In other words: how do we avoid becoming part of the 65% that doesn't succeed in implementing Scrum? Does anyone know?

Tuesday, February 27, 2007

Agile is about the people

When Steve Yegg's article on the good and bad of agile development showed up in my feed reader a few months ago, I decided to pass on it. The summaries I saw sounded too much like Steve just needed to vent hist frustration with all the agile hype. Which is fine by me, but doesn't make it onto my already overpopulated reading stack.

But today one of my many managers put the article on my desk, saying it was an interesting read for him.

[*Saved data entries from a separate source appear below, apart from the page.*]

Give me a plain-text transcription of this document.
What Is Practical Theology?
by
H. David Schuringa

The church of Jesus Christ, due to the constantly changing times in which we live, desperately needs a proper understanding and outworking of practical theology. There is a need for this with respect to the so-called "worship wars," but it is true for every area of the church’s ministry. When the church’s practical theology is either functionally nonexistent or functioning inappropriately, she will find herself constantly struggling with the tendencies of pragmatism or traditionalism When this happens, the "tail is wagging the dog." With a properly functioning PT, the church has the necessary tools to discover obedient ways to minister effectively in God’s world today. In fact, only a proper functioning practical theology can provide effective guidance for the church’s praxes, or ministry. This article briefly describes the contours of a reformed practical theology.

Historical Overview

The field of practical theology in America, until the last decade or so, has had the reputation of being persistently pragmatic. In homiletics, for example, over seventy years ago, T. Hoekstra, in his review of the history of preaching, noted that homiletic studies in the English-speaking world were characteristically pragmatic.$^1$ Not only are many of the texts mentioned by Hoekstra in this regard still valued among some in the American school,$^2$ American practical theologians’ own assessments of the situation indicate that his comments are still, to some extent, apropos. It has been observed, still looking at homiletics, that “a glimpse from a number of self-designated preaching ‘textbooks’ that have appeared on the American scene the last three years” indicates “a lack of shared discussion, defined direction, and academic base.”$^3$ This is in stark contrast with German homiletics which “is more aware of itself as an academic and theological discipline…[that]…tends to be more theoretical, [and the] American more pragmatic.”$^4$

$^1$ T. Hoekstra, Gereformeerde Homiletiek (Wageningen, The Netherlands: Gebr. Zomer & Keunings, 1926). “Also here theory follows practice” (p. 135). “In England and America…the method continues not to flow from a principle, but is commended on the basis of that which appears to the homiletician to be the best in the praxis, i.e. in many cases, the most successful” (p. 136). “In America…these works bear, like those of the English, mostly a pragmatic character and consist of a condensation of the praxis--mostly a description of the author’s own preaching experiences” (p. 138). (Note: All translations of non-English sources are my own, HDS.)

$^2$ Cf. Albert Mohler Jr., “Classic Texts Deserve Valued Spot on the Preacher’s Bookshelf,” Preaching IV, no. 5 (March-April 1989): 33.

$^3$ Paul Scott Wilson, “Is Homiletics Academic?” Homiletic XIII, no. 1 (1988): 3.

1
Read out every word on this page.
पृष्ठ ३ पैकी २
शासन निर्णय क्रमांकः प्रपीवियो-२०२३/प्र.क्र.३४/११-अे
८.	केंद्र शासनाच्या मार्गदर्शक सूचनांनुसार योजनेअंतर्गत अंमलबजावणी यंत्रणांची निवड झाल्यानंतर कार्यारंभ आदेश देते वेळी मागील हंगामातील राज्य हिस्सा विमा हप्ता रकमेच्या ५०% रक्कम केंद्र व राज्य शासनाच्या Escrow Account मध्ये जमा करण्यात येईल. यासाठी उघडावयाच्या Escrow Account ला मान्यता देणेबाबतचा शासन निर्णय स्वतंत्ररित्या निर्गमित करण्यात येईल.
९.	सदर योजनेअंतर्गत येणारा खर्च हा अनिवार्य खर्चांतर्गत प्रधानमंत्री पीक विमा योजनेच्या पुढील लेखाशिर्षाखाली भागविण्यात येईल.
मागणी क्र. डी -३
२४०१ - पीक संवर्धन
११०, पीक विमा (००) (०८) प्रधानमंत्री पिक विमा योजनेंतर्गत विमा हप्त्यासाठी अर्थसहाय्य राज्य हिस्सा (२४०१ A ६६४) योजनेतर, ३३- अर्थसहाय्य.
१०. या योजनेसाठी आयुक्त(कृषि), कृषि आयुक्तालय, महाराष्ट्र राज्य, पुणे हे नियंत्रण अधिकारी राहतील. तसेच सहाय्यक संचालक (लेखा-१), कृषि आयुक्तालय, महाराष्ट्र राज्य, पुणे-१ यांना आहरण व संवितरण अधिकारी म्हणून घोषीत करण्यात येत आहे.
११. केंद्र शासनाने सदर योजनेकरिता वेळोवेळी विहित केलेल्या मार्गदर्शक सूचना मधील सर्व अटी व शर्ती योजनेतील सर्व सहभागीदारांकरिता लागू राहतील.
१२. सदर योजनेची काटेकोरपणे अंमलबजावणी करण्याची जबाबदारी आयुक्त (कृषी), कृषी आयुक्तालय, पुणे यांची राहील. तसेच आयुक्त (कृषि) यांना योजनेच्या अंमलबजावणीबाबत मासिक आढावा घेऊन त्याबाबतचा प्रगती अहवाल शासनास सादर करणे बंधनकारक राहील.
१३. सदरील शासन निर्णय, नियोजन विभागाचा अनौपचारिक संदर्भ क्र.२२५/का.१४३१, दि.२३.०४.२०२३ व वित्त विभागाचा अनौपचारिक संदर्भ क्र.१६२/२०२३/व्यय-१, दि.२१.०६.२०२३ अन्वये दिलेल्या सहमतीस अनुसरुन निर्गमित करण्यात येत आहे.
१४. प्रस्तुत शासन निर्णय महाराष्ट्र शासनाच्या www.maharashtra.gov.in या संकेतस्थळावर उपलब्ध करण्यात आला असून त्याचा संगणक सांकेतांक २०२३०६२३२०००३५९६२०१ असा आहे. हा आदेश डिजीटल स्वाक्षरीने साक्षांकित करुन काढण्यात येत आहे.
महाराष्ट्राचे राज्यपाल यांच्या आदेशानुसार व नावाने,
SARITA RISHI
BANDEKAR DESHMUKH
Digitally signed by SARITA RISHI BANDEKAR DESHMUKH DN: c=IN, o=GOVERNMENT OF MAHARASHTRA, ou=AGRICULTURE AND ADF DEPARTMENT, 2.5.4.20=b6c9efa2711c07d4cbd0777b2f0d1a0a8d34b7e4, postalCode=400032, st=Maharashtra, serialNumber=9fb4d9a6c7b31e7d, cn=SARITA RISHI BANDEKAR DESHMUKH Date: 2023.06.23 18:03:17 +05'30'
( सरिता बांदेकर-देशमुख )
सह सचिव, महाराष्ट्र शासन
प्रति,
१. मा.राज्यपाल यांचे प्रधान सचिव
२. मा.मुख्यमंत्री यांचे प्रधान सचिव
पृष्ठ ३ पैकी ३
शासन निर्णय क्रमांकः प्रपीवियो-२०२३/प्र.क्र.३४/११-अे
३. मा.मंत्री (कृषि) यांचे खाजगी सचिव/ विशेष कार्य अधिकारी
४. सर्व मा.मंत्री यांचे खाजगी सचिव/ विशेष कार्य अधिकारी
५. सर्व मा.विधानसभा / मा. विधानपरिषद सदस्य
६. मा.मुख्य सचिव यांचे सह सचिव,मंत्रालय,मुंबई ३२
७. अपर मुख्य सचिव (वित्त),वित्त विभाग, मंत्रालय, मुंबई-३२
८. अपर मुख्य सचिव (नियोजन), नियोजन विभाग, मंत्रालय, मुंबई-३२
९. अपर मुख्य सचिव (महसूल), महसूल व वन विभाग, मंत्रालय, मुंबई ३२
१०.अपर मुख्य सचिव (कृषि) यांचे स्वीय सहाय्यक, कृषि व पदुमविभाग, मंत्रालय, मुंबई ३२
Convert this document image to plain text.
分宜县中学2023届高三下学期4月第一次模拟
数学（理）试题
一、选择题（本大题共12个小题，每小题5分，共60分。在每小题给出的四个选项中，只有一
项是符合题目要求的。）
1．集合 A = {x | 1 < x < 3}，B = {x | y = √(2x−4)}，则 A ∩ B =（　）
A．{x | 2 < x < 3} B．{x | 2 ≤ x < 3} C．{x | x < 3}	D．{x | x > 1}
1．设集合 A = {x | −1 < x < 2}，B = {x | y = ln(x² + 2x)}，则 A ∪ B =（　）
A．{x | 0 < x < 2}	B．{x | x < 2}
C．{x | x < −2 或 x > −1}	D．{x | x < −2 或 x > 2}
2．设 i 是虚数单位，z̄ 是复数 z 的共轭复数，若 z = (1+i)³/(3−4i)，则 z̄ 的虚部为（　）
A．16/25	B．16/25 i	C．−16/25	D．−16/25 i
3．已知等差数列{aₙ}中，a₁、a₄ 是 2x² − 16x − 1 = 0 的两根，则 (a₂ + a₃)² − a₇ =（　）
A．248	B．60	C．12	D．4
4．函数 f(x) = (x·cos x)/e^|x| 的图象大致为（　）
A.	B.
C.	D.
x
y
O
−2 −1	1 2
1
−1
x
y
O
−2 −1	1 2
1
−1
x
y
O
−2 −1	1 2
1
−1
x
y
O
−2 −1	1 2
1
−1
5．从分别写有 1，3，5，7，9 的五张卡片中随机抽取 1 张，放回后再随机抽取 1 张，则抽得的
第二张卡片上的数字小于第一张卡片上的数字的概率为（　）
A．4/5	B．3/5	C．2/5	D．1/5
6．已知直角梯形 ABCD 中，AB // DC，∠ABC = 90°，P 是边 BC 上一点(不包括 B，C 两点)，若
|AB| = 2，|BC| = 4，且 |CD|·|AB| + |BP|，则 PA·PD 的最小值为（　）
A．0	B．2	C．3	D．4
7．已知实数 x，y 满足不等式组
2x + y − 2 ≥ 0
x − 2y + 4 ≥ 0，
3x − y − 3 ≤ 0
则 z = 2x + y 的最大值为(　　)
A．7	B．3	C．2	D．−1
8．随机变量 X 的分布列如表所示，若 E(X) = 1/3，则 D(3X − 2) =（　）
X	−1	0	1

I know when not to argue, so I read it on my way home. Don't worry, I travel by public transport so didn't endanger anyone. Although I did draw some attention by nodding in approval and making snorting noises while reading.

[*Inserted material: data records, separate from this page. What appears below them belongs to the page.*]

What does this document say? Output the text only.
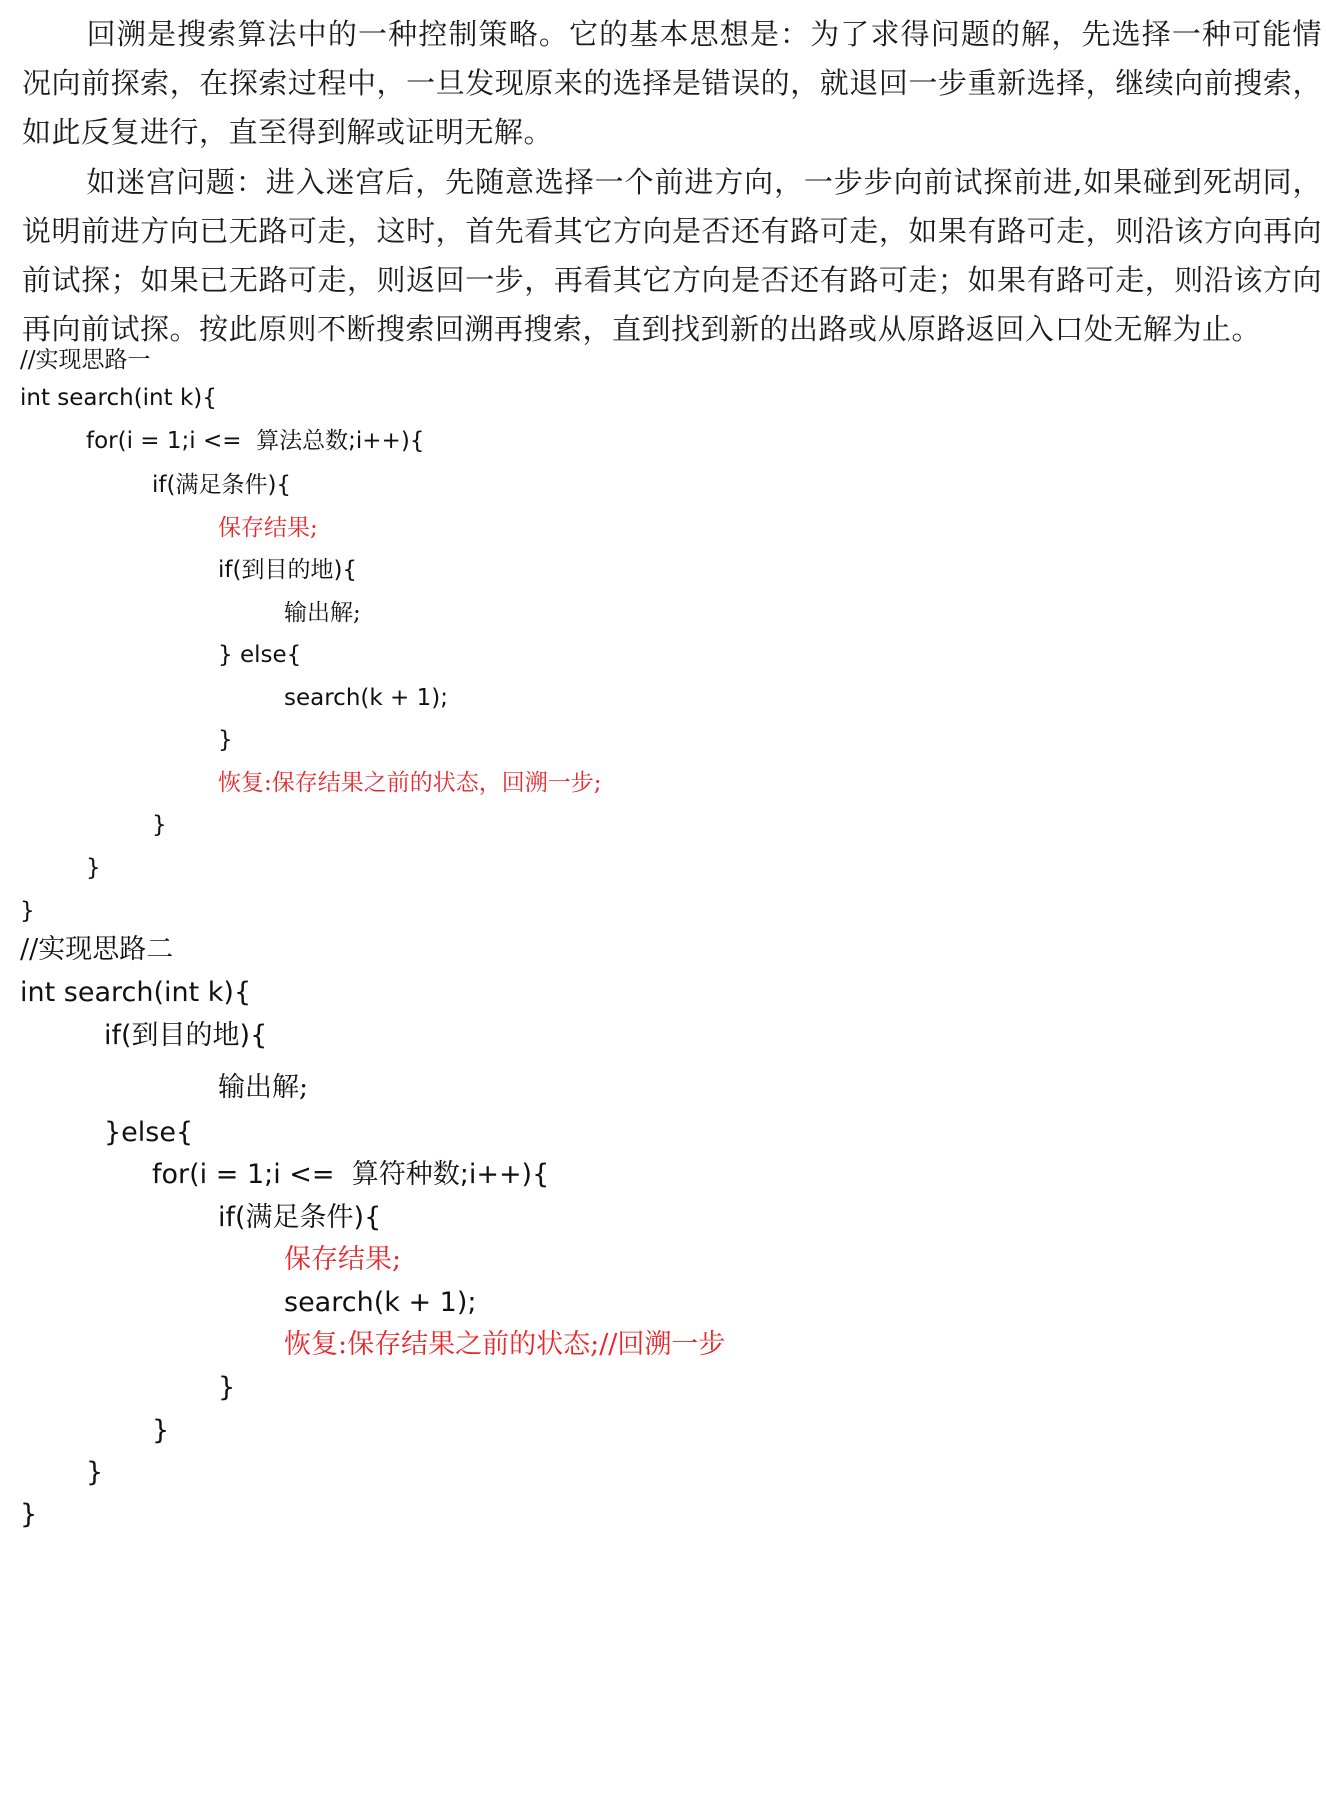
回溯是搜索算法中的一种控制策略。它的基本思想是：为了求得问题的解，先选择一种可能情况向前探索，在探索过程中，一旦发现原来的选择是错误的，就退回一步重新选择，继续向前搜索，如此反复进行，直至得到解或证明无解。

如迷宫问题：进入迷宫后，先随意选择一个前进方向，一步步向前试探前进,如果碰到死胡同，说明前进方向已无路可走，这时，首先看其它方向是否还有路可走，如果有路可走，则沿该方向再向前试探；如果已无路可走，则返回一步，再看其它方向是否还有路可走；如果有路可走，则沿该方向再向前试探。按此原则不断搜索回溯再搜索，直到找到新的出路或从原路返回入口处无解为止。

//实现思路一
int search(int k){
for(i = 1;i <=  算法总数;i++){
if(满足条件){
保存结果;
if(到目的地){
输出解;
} else{
search(k + 1);
}
恢复:保存结果之前的状态，回溯一步;
}
}
}
//实现思路二
int search(int k){
if(到目的地){
输出解;
}else{
for(i = 1;i <=  算符种数;i++){
if(满足条件){
保存结果;
search(k + 1);
恢复:保存结果之前的状态;//回溯一步
}
}
}
}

Steve has some very valid points about the whole Agile Methodology hype. Luckily he also tells plenty about a place where development is done in a less then formal way very successfully: Google. We all hear the stories about why Google is such a great place to work. But Steve provides insight in why it actually pays for Google to be such a great place to work. If you're interested in that, just read Steve's article. I just want to talk a bit more about my experience with agile processes.

I've seen less formal development processes work and I've seen them fail. I'm still trying to figure out what causes success or failure. But I'm getting more and more convinced that it isn't caused by the project and it isn't caused by the process; it is caused by the people.

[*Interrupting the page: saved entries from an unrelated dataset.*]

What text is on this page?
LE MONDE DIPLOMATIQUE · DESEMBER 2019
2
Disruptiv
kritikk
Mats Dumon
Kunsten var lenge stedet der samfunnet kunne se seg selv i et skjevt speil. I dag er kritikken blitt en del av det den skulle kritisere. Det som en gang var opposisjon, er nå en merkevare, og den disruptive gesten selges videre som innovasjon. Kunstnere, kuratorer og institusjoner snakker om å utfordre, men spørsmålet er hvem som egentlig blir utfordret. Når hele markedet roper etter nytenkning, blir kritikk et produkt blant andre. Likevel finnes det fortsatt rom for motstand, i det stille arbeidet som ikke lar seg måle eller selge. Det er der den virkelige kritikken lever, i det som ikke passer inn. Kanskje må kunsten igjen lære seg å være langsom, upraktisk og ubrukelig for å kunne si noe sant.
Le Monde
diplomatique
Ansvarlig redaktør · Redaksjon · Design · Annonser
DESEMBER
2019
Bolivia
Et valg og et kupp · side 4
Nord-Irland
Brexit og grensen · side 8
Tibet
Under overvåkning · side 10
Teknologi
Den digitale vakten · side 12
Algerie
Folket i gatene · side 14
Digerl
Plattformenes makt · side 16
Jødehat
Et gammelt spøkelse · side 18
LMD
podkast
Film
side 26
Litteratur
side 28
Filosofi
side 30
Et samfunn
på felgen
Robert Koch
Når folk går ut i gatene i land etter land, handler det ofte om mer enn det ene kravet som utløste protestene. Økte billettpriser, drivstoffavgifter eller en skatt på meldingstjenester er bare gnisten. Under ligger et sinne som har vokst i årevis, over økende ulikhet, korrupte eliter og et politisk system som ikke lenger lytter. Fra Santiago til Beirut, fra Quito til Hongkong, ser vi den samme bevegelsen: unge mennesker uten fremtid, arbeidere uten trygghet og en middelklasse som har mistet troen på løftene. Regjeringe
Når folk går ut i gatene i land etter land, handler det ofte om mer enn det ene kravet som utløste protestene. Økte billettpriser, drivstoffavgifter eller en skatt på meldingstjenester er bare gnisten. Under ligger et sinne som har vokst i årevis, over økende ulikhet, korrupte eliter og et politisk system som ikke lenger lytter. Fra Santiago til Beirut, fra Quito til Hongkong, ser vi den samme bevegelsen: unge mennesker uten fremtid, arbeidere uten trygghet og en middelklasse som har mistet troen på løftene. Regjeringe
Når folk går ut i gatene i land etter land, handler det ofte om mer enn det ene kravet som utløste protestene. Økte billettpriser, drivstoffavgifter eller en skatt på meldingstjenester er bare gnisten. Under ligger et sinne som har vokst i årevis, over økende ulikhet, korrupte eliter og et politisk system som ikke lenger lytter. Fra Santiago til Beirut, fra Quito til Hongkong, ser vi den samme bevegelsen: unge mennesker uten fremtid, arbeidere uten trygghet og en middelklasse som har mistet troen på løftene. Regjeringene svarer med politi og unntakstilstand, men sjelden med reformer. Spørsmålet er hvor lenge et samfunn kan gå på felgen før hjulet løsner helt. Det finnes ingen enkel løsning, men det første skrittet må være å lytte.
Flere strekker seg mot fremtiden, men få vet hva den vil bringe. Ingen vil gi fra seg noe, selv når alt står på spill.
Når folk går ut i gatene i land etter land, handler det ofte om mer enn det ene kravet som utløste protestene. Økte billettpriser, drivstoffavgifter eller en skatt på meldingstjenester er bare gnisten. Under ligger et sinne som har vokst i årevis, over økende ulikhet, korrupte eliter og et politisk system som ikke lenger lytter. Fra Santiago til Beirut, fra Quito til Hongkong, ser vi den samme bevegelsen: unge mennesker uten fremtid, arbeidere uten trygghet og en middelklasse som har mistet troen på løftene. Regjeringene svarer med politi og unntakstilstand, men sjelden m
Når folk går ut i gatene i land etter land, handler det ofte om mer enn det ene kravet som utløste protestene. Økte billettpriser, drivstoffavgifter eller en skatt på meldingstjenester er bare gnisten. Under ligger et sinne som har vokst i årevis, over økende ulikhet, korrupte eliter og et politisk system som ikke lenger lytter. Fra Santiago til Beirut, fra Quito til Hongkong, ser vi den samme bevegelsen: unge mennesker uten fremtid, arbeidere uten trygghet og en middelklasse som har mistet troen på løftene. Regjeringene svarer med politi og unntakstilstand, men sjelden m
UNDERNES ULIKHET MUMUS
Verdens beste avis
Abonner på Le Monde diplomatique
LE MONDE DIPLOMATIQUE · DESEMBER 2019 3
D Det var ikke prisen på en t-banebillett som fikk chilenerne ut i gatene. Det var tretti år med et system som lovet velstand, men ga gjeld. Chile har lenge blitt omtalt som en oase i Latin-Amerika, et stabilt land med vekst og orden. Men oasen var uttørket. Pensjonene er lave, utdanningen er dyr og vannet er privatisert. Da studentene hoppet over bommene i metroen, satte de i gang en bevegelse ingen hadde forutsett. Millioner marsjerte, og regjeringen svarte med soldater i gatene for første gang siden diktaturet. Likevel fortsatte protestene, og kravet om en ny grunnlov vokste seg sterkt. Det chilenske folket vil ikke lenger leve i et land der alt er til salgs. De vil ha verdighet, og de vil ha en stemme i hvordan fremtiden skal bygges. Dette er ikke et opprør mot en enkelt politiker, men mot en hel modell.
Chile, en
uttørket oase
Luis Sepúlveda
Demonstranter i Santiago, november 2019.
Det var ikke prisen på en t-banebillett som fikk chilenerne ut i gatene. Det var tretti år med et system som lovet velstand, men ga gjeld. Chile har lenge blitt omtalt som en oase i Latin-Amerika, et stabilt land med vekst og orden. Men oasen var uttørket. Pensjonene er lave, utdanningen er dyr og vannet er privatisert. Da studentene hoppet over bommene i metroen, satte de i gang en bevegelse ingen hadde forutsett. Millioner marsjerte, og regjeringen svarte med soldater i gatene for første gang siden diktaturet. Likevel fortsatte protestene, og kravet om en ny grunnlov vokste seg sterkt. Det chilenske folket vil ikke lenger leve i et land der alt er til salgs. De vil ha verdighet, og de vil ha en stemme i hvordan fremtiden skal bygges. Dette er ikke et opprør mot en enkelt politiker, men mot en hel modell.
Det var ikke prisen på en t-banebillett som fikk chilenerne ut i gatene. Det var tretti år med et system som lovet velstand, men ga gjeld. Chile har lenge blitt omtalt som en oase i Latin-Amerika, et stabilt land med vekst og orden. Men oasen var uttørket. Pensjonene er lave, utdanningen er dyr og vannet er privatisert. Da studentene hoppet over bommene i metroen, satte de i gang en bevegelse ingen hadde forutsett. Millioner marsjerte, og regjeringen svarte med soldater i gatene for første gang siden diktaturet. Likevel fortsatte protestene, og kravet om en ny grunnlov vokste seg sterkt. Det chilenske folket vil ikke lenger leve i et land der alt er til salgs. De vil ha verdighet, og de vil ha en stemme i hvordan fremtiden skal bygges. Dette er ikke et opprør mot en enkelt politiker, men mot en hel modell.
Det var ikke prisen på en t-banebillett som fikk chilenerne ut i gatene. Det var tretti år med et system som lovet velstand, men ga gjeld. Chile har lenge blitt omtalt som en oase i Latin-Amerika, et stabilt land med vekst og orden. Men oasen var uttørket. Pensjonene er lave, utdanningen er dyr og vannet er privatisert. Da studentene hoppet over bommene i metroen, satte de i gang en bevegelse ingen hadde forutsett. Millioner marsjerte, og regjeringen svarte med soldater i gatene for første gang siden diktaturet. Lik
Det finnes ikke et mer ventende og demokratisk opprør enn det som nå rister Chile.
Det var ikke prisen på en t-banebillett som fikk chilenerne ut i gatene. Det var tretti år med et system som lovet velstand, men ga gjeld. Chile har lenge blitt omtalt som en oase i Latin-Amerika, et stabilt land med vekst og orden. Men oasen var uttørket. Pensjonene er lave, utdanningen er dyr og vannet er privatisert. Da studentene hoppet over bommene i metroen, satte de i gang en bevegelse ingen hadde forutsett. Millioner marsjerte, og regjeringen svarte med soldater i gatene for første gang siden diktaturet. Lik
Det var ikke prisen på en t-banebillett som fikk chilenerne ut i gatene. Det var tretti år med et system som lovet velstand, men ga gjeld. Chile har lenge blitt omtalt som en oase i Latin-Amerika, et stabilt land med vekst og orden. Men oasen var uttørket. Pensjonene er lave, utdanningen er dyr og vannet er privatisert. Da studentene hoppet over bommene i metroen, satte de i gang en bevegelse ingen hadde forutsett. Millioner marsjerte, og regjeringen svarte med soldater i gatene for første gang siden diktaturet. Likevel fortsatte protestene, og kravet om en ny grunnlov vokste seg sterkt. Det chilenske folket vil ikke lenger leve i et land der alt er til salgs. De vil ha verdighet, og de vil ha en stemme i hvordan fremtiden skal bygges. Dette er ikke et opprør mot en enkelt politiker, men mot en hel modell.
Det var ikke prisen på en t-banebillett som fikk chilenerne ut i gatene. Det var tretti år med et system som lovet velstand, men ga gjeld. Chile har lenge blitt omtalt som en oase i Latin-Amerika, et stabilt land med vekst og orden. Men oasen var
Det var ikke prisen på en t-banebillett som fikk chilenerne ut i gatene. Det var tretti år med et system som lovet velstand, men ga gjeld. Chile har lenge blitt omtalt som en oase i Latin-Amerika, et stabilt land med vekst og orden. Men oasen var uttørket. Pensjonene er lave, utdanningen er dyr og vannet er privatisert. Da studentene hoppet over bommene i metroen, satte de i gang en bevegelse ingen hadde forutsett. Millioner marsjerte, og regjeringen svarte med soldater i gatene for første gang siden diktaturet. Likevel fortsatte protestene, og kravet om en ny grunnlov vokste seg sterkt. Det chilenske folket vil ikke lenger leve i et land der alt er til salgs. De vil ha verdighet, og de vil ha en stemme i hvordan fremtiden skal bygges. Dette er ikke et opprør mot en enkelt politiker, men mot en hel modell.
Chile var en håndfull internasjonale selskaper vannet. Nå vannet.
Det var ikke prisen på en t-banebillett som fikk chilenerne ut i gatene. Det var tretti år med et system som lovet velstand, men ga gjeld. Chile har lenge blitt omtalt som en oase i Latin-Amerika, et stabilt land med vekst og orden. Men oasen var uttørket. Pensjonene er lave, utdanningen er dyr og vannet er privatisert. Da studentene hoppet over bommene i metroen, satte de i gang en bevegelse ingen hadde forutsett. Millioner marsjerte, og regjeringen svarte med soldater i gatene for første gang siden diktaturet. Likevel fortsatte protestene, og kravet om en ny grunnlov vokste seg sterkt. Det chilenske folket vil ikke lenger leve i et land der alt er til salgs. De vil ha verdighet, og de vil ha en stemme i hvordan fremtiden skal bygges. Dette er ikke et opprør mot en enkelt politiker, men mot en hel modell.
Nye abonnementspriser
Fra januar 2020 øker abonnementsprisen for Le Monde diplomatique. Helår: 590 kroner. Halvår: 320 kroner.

When agile processes worked for me, it was because the people took ownership and felt in control of their project.

The ownership wasn't imposed upon them from above by a manager. The responsibility was taken by them from feeling involved in the project. Simply by letting people make their own call in most cases, they took ownership of the project and thus took responsibility for its success. Which also means they took credit in the success of the project. I've never worked with an incentive system such as Google's, but even smaller rewards work wonders here.

The people also felt in control of the project. Progress was monitored (but not planned) by the project manager. And progress was even somewhat predictable. When unexpected problems got in the way of getting something done, it was clear what to do with the problem. Create a separate task/feature for it and get on with what you're working on. Sure the list of tasks would grow at times, much to the frustration of project managers that wanted to finalize the project. But at least it was there, out in the open and it couldn't be denied. And it was always clear for the developer what to do next: just look at the list.

But I've also seen the lack of a rigid process fail. In those cases people weren't taking ownership. And they certainly didn't feel in control of things. Like I said before, I'm still not entirely sure why this happened. But I have a feeling that the people themselves had something to do with it.

When someone isn't comfortable with the subject matter, he is not likely to take ownership. Solving this problem is actually quite easy: either he should get comfortable with the subject or he should not work on it.

The lack of feeling in control is slowly becoming more clear to me, in a large part thanks to insightful articles such as Steve's. We made people give estimates on tasks that were assigned to them. But often the people were not yet in control, so they couldn't give reliable estimates. This led to them not making their self-imposed deadlines, which many project managers like to point out in useless progress meetings. And if you hear a manager say "we're not making enough progress" week after week, you have to be pretty strong to keep your feeling of control.

That's why I like Steve's (or actually Google's) approach of not having estimates. Given enough tasks/features the size of the list will become enough to estimate by. If there were thirty items on the list a week ago and there are now twenty, a very simple estimate is that you'll need two more weeks to finish what's on the list. It might or might not be very accurate. But in my experience the same is true for estimates that take a lot more time to produce.